10 Der Verwaltungsgerichtshof hat weiters zu der Bestimmung des gemäß § 17 VwGVG auch im Verfahren über Beschwerden gemäß Art. 130 Abs. 1 B-VG anzuwendenden § 10 Abs. 2 letzter Satz AVG (wonach die Behörde die Behebung etwaiger Mängel der „Vollmacht“ unter sinngemäßer Anwendung des § 13 Abs. 3 AVG von Amts wegen zu veranlassen hat), bereits ausgesprochen, dass in Entsprechung eines solchen Verbesserungsauftrages eine (fehlerfreie) Vollmachtsurkunde nicht nur nachgereicht, sondern auch (bei mündlicher Bevollmächtigung im Innenverhältnis) erst im Nachhinein errichtet werden kann. Entscheidend ist nicht die - möglicherweise nach der Setzung der Verfahrenshandlung liegende - Datierung der Bevollmächtigungsurkunde, sondern, dass das Vollmachtsverhältnis tatsächlich im Zeitpunkt der Setzung der Verfahrenshandlung durch den Vertreter bereits bestanden hat (vgl. VwGH 21.5.2012, 2008/10/0085, oder auch 9.9.2009, 2004/10/0116). Nur der Mangel des Nachweises, nicht aber der Mangel der Bevollmächtigung selbst ist behebbar (vgl. etwa VwGH 19.2.2014, 2011/10/0014, mwN; vgl. zu einem sachverhaltsmäßig ähnlich gelagerten Fall wie vorliegend auch VwGH 31.1.2019, Ra 2018/07/0479).
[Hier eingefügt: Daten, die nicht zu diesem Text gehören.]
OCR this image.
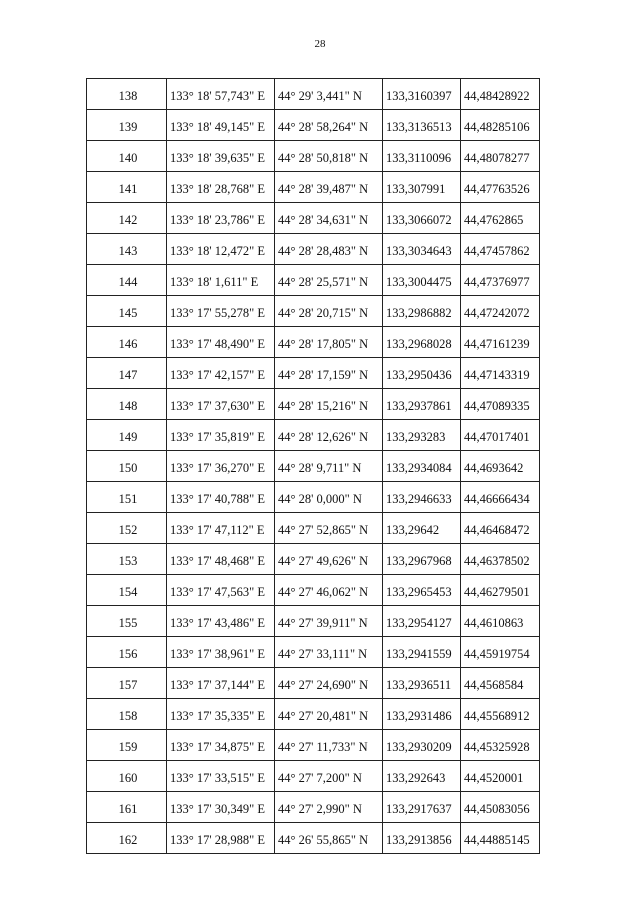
28
138	133° 18' 57,743" E	44° 29' 3,441" N	133,3160397	44,48428922
139	133° 18' 49,145" E	44° 28' 58,264" N	133,3136513	44,48285106
140	133° 18' 39,635" E	44° 28' 50,818" N	133,3110096	44,48078277
141	133° 18' 28,768" E	44° 28' 39,487" N	133,307991	44,47763526
142	133° 18' 23,786" E	44° 28' 34,631" N	133,3066072	44,4762865
143	133° 18' 12,472" E	44° 28' 28,483" N	133,3034643	44,47457862
144	133° 18' 1,611" E	44° 28' 25,571" N	133,3004475	44,47376977
145	133° 17' 55,278" E	44° 28' 20,715" N	133,2986882	44,47242072
146	133° 17' 48,490" E	44° 28' 17,805" N	133,2968028	44,47161239
147	133° 17' 42,157" E	44° 28' 17,159" N	133,2950436	44,47143319
148	133° 17' 37,630" E	44° 28' 15,216" N	133,2937861	44,47089335
149	133° 17' 35,819" E	44° 28' 12,626" N	133,293283	44,47017401
150	133° 17' 36,270" E	44° 28' 9,711" N	133,2934084	44,4693642
151	133° 17' 40,788" E	44° 28' 0,000" N	133,2946633	44,46666434
152	133° 17' 47,112" E	44° 27' 52,865" N	133,29642	44,46468472
153	133° 17' 48,468" E	44° 27' 49,626" N	133,2967968	44,46378502
154	133° 17' 47,563" E	44° 27' 46,062" N	133,2965453	44,46279501
155	133° 17' 43,486" E	44° 27' 39,911" N	133,2954127	44,4610863
156	133° 17' 38,961" E	44° 27' 33,111" N	133,2941559	44,45919754
157	133° 17' 37,144" E	44° 27' 24,690" N	133,2936511	44,4568584
158	133° 17' 35,335" E	44° 27' 20,481" N	133,2931486	44,45568912
159	133° 17' 34,875" E	44° 27' 11,733" N	133,2930209	44,45325928
160	133° 17' 33,515" E	44° 27' 7,200" N	133,292643	44,4520001
161	133° 17' 30,349" E	44° 27' 2,990" N	133,2917637	44,45083056
162	133° 17' 28,988" E	44° 26' 55,865" N	133,2913856	44,44885145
11 Angesichts des konkreten Wortlautes der beiden in Rede stehenden, im angefochtenen Beschluss wörtlich wiedergegebenen Vollmachtserklärungen ist fallbezogen nicht erkennbar, dass dem Verwaltungsgericht bei der Auslegung dieser Vollmachten eine im Sinne der obigen Rechtsprechung unvertretbare, krasse Fehlbeurteilung vorzuwerfen wäre, wenn es im angefochtenen Beschluss davon ausging, dass die Vollmachten zur Beschwerdeerhebung im maßgeblichen Zeitpunkt der Einbringung des Rechtsmittels nicht bestanden. Darauf, dass die Vollmachtserklärungen im angefochtenen Beschluss unrichtig wiedergegeben worden wären, besteht kein Hinweis, und dies wird in der Zulässigkeitsbegründung der Revision auch nicht vorgebracht. Ebensowenig beruft sich die Revision zur Zulässigkeit darauf, dass der Erstrevisionswerberin im Zeitpunkt der Einbringung der Beschwerde (vgl. die oben in Rn. 10 genannte Rechtsprechung) von ihren Töchtern bereits mündlich die Vollmacht zur Einbringung des Rechtsmittels erteilt worden wäre und dies dem Verwaltungsgericht zum Zeitpunkt der Erlassung des angefochtenen Beschlusses bekannt sein hätte müssen. Auf die Frage, ob die Genehmigung der von der Vertreterin gesetzten Rechtshandlungen nur ausdrücklich mit dem Wort „genehmigt“ erfolgen könne bzw. inwieweit dies auch durch dem Sinne nach gleiche Erklärungen in einer Vollmacht erfüllt werde, kommt es nach dem Gesagten (vgl. dazu, dass das Vollmachtsverhältnis im Zeitpunkt der Setzung der Verfahrenshandlung durch den Vertreter bereits bestanden haben muss, nochmals oben Rn. 10) nicht an.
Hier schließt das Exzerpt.